Karl Fischer Coulometric Moisture Analyzer Principle
1. In 1935, Karl Fischer first proposed the method of measuring moisture by volumetric analysis, which is the visual method in GB6283 "Determination of Moisture Content in Chemical Products". The visual method can only determine the water content of colorless liquid substances. Later, it developed into the electricity method. With the development of science and technology, the coulomb meter and the volumetric method were combined to launch the coulomb method. This method is the test method in GB7600 "Determination of Moisture Content in Transformer Oil in Operation (Coulometric Method)". The classification visual method and the electricity method are collectively referred to as the capacity method. The Karl Fischer method is divided into two methods: the Karl Fischer volumetric method and the Karl Fischer Coulomb method. Both methods are designated as standard analytical methods by many countries to calibrate other analytical methods and measuring instruments.

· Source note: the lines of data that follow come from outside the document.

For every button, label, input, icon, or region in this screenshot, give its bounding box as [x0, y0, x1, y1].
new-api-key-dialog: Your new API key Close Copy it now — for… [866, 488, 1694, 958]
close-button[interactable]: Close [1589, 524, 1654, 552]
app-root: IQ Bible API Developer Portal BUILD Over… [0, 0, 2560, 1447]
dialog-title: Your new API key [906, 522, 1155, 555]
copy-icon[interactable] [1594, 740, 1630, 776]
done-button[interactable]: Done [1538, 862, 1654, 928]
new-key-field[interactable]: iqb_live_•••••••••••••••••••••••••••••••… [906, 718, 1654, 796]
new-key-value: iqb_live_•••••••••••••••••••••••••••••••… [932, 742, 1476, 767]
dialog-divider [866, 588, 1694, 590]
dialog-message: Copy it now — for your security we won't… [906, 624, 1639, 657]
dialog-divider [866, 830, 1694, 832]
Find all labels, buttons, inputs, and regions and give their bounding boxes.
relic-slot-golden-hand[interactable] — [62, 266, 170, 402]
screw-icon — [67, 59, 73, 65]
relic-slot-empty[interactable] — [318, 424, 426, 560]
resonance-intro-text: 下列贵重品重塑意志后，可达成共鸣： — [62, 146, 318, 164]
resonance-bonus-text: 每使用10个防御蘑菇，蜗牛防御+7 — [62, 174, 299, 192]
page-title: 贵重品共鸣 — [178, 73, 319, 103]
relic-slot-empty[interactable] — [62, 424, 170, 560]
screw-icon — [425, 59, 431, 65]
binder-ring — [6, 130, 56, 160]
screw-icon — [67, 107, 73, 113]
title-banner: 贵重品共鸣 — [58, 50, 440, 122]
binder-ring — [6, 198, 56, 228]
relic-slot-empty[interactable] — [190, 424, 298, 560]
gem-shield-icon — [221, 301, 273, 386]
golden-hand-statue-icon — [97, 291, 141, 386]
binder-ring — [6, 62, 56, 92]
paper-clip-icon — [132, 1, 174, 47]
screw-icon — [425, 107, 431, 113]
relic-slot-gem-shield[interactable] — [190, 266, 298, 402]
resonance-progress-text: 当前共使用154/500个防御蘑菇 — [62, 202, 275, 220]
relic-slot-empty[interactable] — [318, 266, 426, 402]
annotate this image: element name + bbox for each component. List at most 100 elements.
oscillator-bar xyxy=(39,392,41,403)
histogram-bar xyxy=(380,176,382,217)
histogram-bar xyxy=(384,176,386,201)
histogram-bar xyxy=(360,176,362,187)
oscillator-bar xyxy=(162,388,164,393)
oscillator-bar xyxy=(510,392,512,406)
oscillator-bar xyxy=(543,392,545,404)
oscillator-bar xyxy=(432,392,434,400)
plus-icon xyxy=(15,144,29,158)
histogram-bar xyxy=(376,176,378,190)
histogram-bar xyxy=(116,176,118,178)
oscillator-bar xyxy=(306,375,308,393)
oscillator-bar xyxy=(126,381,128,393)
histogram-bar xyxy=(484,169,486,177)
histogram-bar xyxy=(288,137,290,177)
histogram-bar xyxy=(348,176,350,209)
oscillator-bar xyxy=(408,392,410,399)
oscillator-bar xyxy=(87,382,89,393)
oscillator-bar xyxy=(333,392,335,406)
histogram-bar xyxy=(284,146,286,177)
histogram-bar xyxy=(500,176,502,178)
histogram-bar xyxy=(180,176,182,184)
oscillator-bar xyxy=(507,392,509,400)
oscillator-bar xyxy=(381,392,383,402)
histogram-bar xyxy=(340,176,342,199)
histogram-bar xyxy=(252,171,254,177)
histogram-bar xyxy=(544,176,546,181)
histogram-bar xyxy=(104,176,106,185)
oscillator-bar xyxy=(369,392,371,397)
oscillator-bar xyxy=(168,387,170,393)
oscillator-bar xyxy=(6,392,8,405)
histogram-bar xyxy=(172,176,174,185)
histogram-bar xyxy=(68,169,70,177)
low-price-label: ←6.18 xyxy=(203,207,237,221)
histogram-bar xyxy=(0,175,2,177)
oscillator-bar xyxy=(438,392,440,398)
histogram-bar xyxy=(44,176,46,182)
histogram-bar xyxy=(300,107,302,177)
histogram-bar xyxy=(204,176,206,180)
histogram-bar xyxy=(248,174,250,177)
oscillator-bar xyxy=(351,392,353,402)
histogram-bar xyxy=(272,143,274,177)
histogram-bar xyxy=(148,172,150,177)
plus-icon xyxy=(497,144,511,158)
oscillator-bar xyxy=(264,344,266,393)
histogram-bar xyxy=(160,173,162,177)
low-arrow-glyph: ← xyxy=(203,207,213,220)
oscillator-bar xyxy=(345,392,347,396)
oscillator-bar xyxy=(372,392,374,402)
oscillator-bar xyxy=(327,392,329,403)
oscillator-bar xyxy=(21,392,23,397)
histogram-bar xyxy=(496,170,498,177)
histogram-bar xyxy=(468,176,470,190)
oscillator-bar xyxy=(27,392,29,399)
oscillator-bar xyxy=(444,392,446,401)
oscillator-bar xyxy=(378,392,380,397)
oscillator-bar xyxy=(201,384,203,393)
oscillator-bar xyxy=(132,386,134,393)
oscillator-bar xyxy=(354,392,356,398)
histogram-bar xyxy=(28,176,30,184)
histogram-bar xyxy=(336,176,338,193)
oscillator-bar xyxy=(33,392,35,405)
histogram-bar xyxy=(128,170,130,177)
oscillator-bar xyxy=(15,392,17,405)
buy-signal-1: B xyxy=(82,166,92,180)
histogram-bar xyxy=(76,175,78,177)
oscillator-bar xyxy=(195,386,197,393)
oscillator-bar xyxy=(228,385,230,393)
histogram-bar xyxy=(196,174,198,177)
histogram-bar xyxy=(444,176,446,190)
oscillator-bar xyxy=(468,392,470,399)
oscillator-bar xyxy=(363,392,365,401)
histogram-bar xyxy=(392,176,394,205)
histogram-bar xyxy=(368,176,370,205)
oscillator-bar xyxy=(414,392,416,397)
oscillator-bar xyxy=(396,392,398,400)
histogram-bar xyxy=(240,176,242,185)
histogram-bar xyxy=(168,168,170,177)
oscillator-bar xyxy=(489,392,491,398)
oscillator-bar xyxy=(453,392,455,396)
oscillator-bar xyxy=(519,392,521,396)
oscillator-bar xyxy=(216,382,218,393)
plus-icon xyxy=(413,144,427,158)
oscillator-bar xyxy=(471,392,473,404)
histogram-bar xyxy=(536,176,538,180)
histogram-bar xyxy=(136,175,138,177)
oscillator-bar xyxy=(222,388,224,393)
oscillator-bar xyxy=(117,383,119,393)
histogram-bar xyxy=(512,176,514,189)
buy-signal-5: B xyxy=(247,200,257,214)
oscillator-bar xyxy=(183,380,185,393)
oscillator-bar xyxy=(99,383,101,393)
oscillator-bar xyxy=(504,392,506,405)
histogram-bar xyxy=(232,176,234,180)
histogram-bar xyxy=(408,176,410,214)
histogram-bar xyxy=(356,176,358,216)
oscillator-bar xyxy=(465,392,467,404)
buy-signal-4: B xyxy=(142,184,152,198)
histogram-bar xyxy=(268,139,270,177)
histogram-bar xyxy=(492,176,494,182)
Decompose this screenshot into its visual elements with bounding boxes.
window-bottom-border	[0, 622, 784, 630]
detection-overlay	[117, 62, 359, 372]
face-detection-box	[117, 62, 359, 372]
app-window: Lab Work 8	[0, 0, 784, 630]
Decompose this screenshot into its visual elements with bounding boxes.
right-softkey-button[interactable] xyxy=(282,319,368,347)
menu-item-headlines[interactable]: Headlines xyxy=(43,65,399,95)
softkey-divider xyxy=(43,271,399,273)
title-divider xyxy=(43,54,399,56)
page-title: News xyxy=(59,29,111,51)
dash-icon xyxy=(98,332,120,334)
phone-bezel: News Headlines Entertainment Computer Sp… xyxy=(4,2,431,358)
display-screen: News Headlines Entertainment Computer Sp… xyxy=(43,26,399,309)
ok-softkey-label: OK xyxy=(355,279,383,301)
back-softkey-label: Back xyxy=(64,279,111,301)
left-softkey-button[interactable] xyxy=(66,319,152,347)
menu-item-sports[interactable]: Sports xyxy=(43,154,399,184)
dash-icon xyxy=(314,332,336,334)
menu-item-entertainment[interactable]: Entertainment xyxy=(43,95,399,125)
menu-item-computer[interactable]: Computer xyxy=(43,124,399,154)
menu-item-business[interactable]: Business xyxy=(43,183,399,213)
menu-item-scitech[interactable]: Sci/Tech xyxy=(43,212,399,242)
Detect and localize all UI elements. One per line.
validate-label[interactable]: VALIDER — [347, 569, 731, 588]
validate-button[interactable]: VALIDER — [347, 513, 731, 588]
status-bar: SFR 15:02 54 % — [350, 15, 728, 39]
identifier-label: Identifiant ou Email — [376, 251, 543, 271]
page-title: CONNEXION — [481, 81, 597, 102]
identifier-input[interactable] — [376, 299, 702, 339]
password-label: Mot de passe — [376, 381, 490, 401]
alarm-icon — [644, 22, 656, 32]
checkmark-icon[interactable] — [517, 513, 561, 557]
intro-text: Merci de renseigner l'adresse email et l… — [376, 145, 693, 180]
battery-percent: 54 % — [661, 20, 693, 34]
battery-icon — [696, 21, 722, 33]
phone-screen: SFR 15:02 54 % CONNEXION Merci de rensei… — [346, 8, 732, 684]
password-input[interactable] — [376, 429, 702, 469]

2. The Karl Fischer Coulomb method is an electrochemical method for determining moisture. The principle is that when the Karl Fischer reagent in the electrolytic cell of the instrument reaches equilibrium, inject the sample containing water, the redox reaction of water ginseng, iodine and sulfur dioxide, in the presence of pyridine and methanol, generate pyridinium hydriodate and pyridinium methylsulfate , the consumed iodine is electrolyzed at the anode, so that the oxidation-reduction reaction continues until the water is completely exhausted. According to Faraday's law of electrolysis, the iodine produced by electrolysis is proportional to the electricity consumed during electrolysis. The reaction is as follows:
H2O+I2+SO2+3C5H5N→2C5H5N?HI+C5H5N?SO3
C5H5N?SO3+CH3OH→C5H5N?HSO4CH3
During electrolysis, the electrode reaction is as follows:
Anode: 2I--2e→I2
Cathode: I2+2e→2I-
2H++2e→H2↑
It can be seen from the above reaction that 1 mole of iodine oxidizes 1 mole of sulfur dioxide and requires 1 mole of water. Therefore, it is the equivalent reaction of 1 mole of iodine and 1 mole of water, that is, the electricity for electrolyzing iodine is equivalent to the electricity for electrolyzing water. The electrolysis of 1 mole of iodine requires 2×96493 coulombs of electricity, and the electrolysis of 1 millimole of water requires 96493 milliocoulombs of electricity.